Full Job Description
As an ML Engineer, Manipulation, you will develop and deploy learning-based manipulation systems that enable mobile robots to interact reliably with the physical world in dynamic human environments. You'll build perception-to-action models, training datasets, evaluation tooling, and deployment pipelines that improve robustness, generalization, and safety for real-world manipulation tasks at scale. Your work will directly impact the robot's ability to perform complex interactions consistently across real sites with minimal special-case engineering.
Responsibilities
• Develop learning-based manipulation models for end to end sensor-driven interaction (e.g., reaching, motion generation, and execution in dynamic environments).
• Build and maintain manipulation training pipelines: dataset creation from robot logs/teleop, action representations, augmentation, and distributed training.
• Design evaluation metrics and regression tests that quantify manipulation reliability, recovery behavior, and safety in real environments.
• Develop sim-to-real workflows for manipulation learning, including simulation environments, domain randomization, and failure-mode testing.
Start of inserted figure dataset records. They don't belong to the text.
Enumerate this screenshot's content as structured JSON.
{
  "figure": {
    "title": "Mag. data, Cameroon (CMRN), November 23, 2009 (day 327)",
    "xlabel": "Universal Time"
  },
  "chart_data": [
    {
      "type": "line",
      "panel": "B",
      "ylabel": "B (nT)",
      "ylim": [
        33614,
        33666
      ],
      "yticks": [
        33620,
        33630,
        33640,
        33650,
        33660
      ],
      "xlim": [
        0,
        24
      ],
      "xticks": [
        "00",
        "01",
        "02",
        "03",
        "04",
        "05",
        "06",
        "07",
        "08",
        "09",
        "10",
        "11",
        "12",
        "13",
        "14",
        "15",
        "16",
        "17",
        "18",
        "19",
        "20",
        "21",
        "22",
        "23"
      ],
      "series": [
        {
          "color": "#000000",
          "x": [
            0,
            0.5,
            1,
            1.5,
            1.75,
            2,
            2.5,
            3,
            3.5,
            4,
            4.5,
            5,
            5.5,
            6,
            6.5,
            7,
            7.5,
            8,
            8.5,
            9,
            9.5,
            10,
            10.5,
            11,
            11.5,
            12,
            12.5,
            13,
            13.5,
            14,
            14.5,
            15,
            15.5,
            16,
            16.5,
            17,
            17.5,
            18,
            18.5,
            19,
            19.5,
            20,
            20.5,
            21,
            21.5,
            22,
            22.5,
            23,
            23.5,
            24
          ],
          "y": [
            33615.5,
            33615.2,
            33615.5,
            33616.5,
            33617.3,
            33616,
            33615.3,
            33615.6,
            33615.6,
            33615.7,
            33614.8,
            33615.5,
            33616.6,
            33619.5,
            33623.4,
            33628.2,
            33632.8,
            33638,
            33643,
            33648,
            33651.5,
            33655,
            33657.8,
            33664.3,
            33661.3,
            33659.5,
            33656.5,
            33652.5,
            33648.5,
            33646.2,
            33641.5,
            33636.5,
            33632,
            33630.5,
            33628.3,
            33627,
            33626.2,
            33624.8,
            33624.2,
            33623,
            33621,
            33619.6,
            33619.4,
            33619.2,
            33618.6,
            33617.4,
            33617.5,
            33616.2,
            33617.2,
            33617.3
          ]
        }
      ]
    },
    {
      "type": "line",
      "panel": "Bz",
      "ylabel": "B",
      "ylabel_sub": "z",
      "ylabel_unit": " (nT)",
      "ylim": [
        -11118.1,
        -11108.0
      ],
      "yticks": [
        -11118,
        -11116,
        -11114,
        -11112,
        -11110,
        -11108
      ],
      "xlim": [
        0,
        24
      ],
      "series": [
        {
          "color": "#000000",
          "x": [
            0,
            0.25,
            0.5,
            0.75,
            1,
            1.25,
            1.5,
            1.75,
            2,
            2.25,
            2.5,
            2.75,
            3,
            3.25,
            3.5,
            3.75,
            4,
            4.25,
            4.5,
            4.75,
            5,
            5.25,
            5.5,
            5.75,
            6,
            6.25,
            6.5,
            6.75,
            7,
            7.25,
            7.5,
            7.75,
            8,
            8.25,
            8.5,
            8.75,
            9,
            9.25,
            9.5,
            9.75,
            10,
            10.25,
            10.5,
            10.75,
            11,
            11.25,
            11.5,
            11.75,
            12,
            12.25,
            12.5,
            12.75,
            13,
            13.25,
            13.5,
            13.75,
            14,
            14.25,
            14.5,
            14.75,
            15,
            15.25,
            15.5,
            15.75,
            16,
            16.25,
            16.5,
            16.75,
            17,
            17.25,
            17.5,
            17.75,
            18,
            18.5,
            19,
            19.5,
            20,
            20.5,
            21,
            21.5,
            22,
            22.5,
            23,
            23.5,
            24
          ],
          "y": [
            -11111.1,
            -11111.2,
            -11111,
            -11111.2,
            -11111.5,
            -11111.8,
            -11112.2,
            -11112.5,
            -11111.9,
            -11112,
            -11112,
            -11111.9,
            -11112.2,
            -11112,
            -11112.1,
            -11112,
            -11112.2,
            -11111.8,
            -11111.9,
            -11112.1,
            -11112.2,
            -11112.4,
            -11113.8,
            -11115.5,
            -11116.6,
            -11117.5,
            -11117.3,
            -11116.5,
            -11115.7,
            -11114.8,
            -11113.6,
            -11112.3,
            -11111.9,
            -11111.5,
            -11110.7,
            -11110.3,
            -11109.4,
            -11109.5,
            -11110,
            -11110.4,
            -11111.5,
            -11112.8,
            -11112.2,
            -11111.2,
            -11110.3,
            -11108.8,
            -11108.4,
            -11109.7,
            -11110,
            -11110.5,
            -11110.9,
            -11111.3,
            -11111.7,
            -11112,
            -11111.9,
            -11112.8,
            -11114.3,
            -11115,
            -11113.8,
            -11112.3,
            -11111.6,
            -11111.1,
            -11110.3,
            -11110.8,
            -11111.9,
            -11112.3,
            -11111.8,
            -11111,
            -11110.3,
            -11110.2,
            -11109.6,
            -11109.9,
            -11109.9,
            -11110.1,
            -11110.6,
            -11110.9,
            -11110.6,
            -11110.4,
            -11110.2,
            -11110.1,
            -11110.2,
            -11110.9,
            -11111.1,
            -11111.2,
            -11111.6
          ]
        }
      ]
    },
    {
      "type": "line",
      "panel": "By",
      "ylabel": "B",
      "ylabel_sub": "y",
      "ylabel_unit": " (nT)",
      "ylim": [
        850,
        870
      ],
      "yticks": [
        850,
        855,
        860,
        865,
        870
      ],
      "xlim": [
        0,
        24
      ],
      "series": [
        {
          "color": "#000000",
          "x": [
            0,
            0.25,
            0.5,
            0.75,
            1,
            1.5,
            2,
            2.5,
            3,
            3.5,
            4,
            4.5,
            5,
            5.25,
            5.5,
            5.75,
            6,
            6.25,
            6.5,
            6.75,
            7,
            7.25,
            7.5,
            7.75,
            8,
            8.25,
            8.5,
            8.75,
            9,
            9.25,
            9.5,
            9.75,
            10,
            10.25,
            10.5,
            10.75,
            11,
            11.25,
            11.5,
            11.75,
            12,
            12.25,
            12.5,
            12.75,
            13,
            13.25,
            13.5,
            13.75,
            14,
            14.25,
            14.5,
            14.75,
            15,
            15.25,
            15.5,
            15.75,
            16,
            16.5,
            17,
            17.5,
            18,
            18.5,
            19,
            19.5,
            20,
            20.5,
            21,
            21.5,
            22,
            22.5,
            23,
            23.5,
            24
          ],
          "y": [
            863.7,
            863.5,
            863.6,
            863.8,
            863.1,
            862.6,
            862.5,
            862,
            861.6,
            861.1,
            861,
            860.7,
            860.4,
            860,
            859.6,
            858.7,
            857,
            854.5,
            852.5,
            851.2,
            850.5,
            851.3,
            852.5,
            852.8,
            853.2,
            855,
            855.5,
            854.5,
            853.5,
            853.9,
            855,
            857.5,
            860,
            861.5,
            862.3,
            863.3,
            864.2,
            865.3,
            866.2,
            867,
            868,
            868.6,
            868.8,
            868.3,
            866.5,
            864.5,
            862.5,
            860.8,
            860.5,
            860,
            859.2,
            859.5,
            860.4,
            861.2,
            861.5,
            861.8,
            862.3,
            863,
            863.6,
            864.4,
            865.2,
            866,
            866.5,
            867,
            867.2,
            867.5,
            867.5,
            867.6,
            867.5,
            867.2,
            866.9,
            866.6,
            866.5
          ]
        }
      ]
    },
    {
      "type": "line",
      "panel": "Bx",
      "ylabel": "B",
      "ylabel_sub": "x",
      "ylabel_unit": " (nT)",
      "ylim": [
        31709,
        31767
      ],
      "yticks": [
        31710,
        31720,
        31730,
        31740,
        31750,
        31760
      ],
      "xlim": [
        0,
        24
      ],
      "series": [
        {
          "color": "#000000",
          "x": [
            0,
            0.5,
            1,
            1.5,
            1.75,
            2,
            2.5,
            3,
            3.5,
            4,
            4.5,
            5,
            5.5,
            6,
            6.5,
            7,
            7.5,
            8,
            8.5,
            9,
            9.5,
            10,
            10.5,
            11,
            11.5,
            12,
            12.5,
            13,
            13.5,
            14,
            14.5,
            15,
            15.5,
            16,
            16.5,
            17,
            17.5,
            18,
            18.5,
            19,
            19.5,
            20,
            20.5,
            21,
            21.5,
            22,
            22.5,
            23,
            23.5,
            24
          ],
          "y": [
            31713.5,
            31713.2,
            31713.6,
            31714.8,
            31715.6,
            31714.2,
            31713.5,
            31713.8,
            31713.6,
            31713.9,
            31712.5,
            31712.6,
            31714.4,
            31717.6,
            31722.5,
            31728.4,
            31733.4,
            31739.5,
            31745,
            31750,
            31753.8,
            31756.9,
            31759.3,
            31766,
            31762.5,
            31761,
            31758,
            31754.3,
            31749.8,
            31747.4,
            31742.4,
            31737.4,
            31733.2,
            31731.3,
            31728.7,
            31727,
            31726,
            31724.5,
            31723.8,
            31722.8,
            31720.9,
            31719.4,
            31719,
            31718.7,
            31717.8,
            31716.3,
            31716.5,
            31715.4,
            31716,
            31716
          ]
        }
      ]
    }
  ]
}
• Optimize and distill models for edge deployment; benchmark latency, memory use, and stability on target hardware.
• Partner with the AI platform team to integrate policies with control and safety systems, and validate end-to-end performance on robots.
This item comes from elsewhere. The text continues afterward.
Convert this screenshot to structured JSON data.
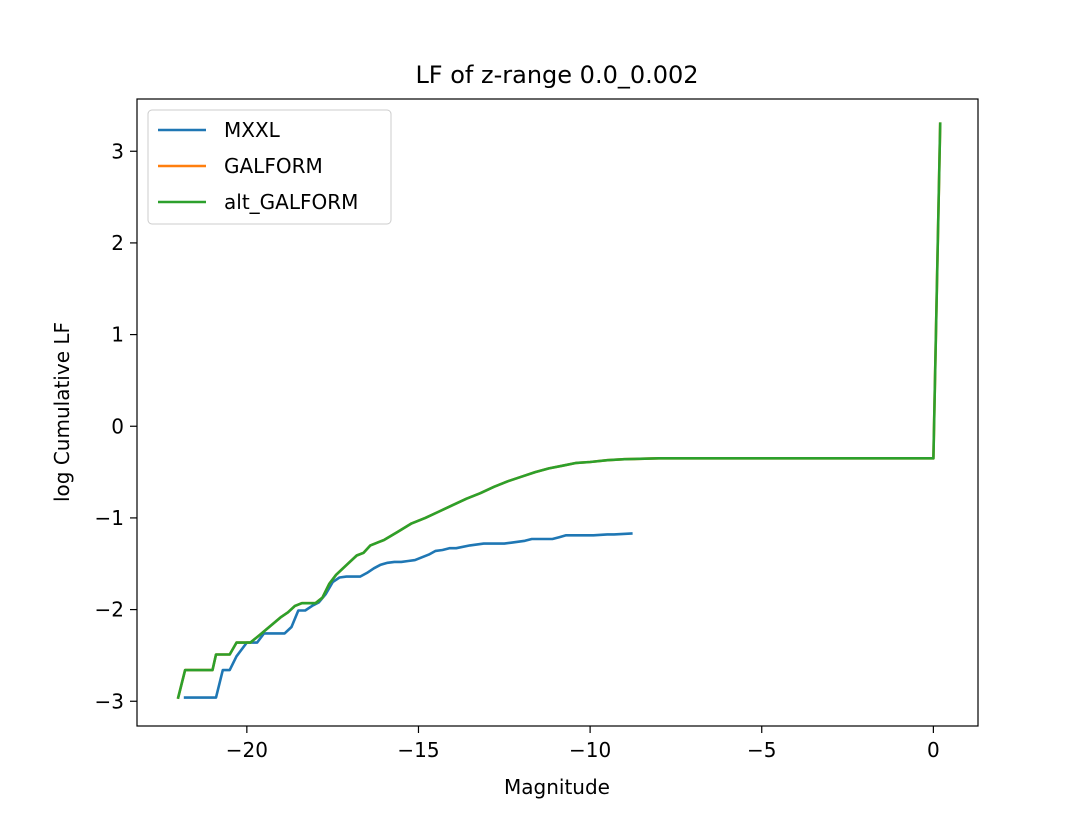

• Analyze field performance, identify dominant failure modes, and drive iterative improvements through data collection and targeted retraining.
Basic Qualifications
• Bachelor's or Master's degree in Robotics, Computer Science, Electrical Engineering, or related field (PhD a plus).
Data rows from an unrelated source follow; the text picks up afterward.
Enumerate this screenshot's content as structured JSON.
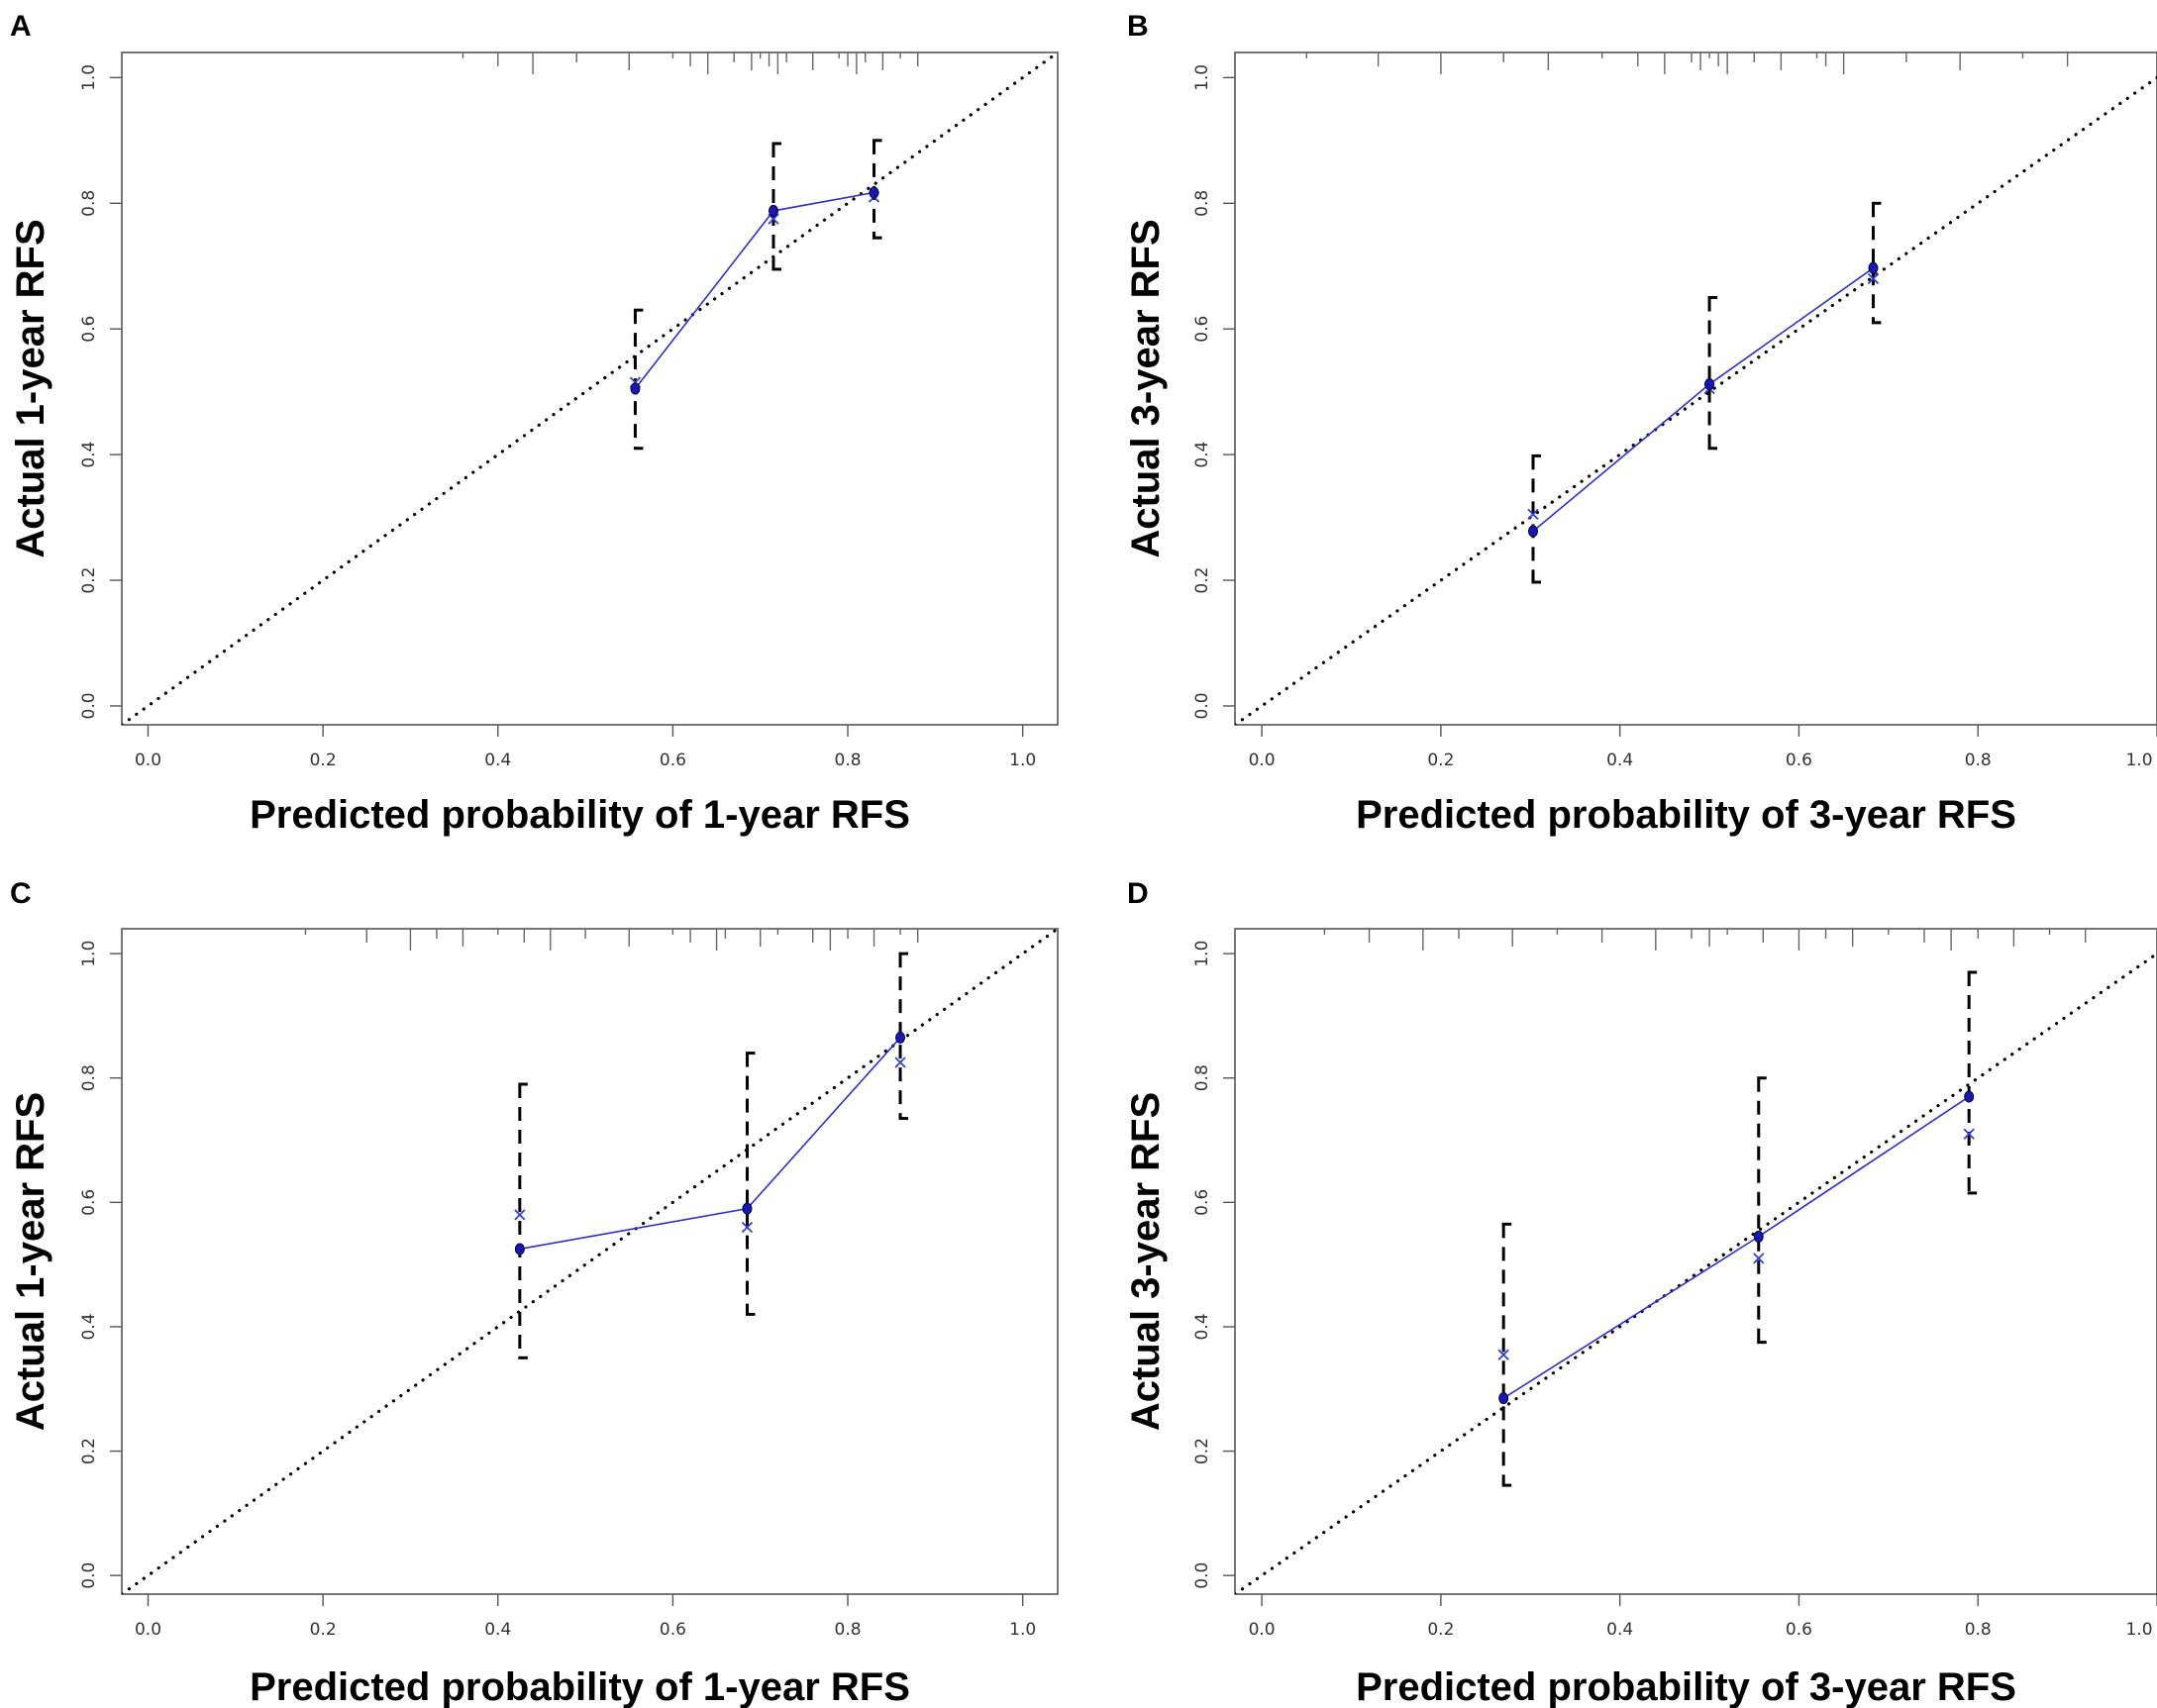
{
  "colors": {
    "line": "#3030c0",
    "point": "#1818b0",
    "cross": "#3040d0",
    "ideal": "#000000",
    "frame": "#555555"
  },
  "chart_data": [
    {
      "panel": "A",
      "type": "scatter",
      "xlabel": "Predicted probability of 1-year RFS",
      "ylabel": "Actual 1-year RFS",
      "xlim": [
        -0.03,
        1.04
      ],
      "ylim": [
        -0.03,
        1.04
      ],
      "xticks": [
        "0.0",
        "0.2",
        "0.4",
        "0.6",
        "0.8",
        "1.0"
      ],
      "yticks": [
        "0.0",
        "0.2",
        "0.4",
        "0.6",
        "0.8",
        "1.0"
      ],
      "points": [
        {
          "x": 0.557,
          "y": 0.505,
          "lower": 0.41,
          "upper": 0.63,
          "corrected": 0.515
        },
        {
          "x": 0.715,
          "y": 0.788,
          "lower": 0.695,
          "upper": 0.895,
          "corrected": 0.775
        },
        {
          "x": 0.83,
          "y": 0.817,
          "lower": 0.745,
          "upper": 0.9,
          "corrected": 0.81
        }
      ],
      "rug": [
        0.36,
        0.4,
        0.44,
        0.49,
        0.55,
        0.6,
        0.62,
        0.64,
        0.67,
        0.69,
        0.7,
        0.71,
        0.72,
        0.73,
        0.76,
        0.79,
        0.8,
        0.81,
        0.82,
        0.84,
        0.86,
        0.88
      ]
    },
    {
      "panel": "B",
      "type": "scatter",
      "xlabel": "Predicted probability of 3-year RFS",
      "ylabel": "Actual 3-year RFS",
      "xlim": [
        -0.03,
        1.0
      ],
      "ylim": [
        -0.03,
        1.04
      ],
      "xticks": [
        "0.0",
        "0.2",
        "0.4",
        "0.6",
        "0.8",
        "1.0"
      ],
      "yticks": [
        "0.0",
        "0.2",
        "0.4",
        "0.6",
        "0.8",
        "1.0"
      ],
      "points": [
        {
          "x": 0.303,
          "y": 0.278,
          "lower": 0.197,
          "upper": 0.398,
          "corrected": 0.305
        },
        {
          "x": 0.5,
          "y": 0.512,
          "lower": 0.41,
          "upper": 0.65,
          "corrected": 0.505
        },
        {
          "x": 0.683,
          "y": 0.697,
          "lower": 0.61,
          "upper": 0.8,
          "corrected": 0.68
        }
      ],
      "rug": [
        0.05,
        0.13,
        0.2,
        0.27,
        0.32,
        0.38,
        0.42,
        0.45,
        0.48,
        0.49,
        0.5,
        0.51,
        0.52,
        0.55,
        0.58,
        0.62,
        0.63,
        0.65,
        0.72,
        0.78,
        0.85,
        0.9
      ]
    },
    {
      "panel": "C",
      "type": "scatter",
      "xlabel": "Predicted probability of 1-year RFS",
      "ylabel": "Actual 1-year RFS",
      "xlim": [
        -0.03,
        1.04
      ],
      "ylim": [
        -0.03,
        1.04
      ],
      "xticks": [
        "0.0",
        "0.2",
        "0.4",
        "0.6",
        "0.8",
        "1.0"
      ],
      "yticks": [
        "0.0",
        "0.2",
        "0.4",
        "0.6",
        "0.8",
        "1.0"
      ],
      "points": [
        {
          "x": 0.425,
          "y": 0.525,
          "lower": 0.35,
          "upper": 0.79,
          "corrected": 0.58
        },
        {
          "x": 0.685,
          "y": 0.59,
          "lower": 0.42,
          "upper": 0.84,
          "corrected": 0.56
        },
        {
          "x": 0.86,
          "y": 0.865,
          "lower": 0.735,
          "upper": 1.0,
          "corrected": 0.825
        }
      ],
      "rug": [
        0.18,
        0.25,
        0.3,
        0.33,
        0.36,
        0.4,
        0.43,
        0.46,
        0.5,
        0.55,
        0.6,
        0.62,
        0.65,
        0.66,
        0.7,
        0.72,
        0.76,
        0.78,
        0.8,
        0.83,
        0.86,
        0.88
      ]
    },
    {
      "panel": "D",
      "type": "scatter",
      "xlabel": "Predicted probability of 3-year RFS",
      "ylabel": "Actual 3-year RFS",
      "xlim": [
        -0.03,
        1.0
      ],
      "ylim": [
        -0.03,
        1.04
      ],
      "xticks": [
        "0.0",
        "0.2",
        "0.4",
        "0.6",
        "0.8",
        "1.0"
      ],
      "yticks": [
        "0.0",
        "0.2",
        "0.4",
        "0.6",
        "0.8",
        "1.0"
      ],
      "points": [
        {
          "x": 0.27,
          "y": 0.285,
          "lower": 0.145,
          "upper": 0.565,
          "corrected": 0.355
        },
        {
          "x": 0.555,
          "y": 0.545,
          "lower": 0.375,
          "upper": 0.8,
          "corrected": 0.51
        },
        {
          "x": 0.79,
          "y": 0.77,
          "lower": 0.615,
          "upper": 0.97,
          "corrected": 0.71
        }
      ],
      "rug": [
        0.07,
        0.12,
        0.18,
        0.22,
        0.28,
        0.33,
        0.38,
        0.44,
        0.48,
        0.5,
        0.52,
        0.56,
        0.6,
        0.63,
        0.66,
        0.7,
        0.74,
        0.77,
        0.8,
        0.84,
        0.88,
        0.92
      ]
    }
  ]
}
• 3+ years of experience applying ML to robotics manipulation, visuomotor control, or sequential to sequence models.
• Strong proficiency in PyTorch and experience building reliable training/evaluation pipelines.
• Strong software engineering skills in Python; ability to collaborate across ML and robotics teams.
Preferred Qualifications
• Experience with Vision-Language-Action (VLA) models, behavior cloning, and/or transformer/diffusion policies for robotic control.
• Experience with sim-to-real training for manipulation (Isaac Sim/Mujoco or similar), including domain randomization and synthetic data.
• Experience deploying ML models to edge hardware (ONNX/TensorRT, quantization, performance profiling).
• Familiarity with safety-critical robotics integration and designing fallback/recovery behaviors.